KUNCI KEPADA HARTA YANG TAK TERBATAS
Melalui alam dan wahyu, melalui pimpinan-Nya, dan dengan pengaruh Roh Kudus, Allah berbicara kepada kita. Tetapi tidak cukup hanya dengan ini saja, kita juga perlu membuka hati kita kepada-Nya. Untuk memperoleh kekuatan kehidupan rohani, kita harus mempunyai hubungan yang betul dengan Bapa kita yang di surga. Pikiran kita mungkin dapat ditarik pada-Nya, kita dapat merenungkan segala pekerjaan-Nya, kemurahan-Nya, berkat-berkat-Nya; tetapi ini bukanlah berarti sudah berhubungan betul dengan Dia. Supaya berhubungan dengan Allah kita harus mempunyai sesuatu yang hendak kita katakan pada-Nya mengenai hidup kita yang sebenarnya.
Doa adalah membuka hati kepada Allah seperti kepada seorang sahabat. Doa itu perlu bukan karena supaya Allah mengetahui keadaan kita sebenarnya, melainkan untuk menyanggupkan kita menerima Dia.
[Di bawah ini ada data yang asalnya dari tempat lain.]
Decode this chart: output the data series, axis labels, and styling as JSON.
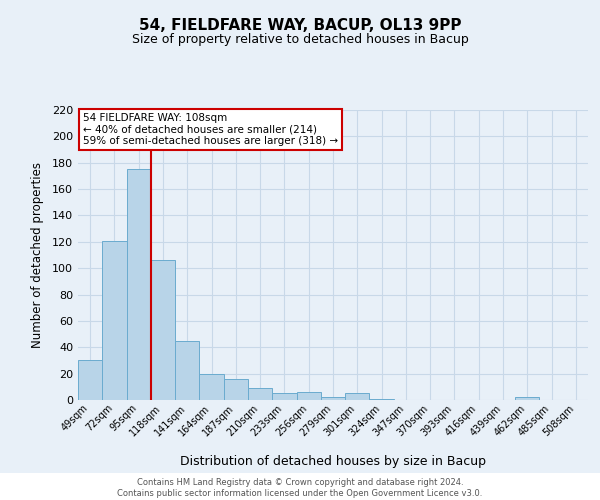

Doa bukanlah membawa Allah turun kepada kita, melainkan membawa kita kepada-Nya.
Ketika Yesus masih berada di atas dunia ini, diajar-Nya murid-Nya bagaimana cara berdoa. Disuruh-Nya murid-murid itu mengajukan keperluan mereka sehari-hari ke hadapan Allah dan menyerahkan segala keluh kesah mereka kepada-Nya. Diberikan-Nya jaminan kepada mereka bahwa permohonan-permohonan mereka akan didengar, demikian pula jaminan yang diberikan kepada kita.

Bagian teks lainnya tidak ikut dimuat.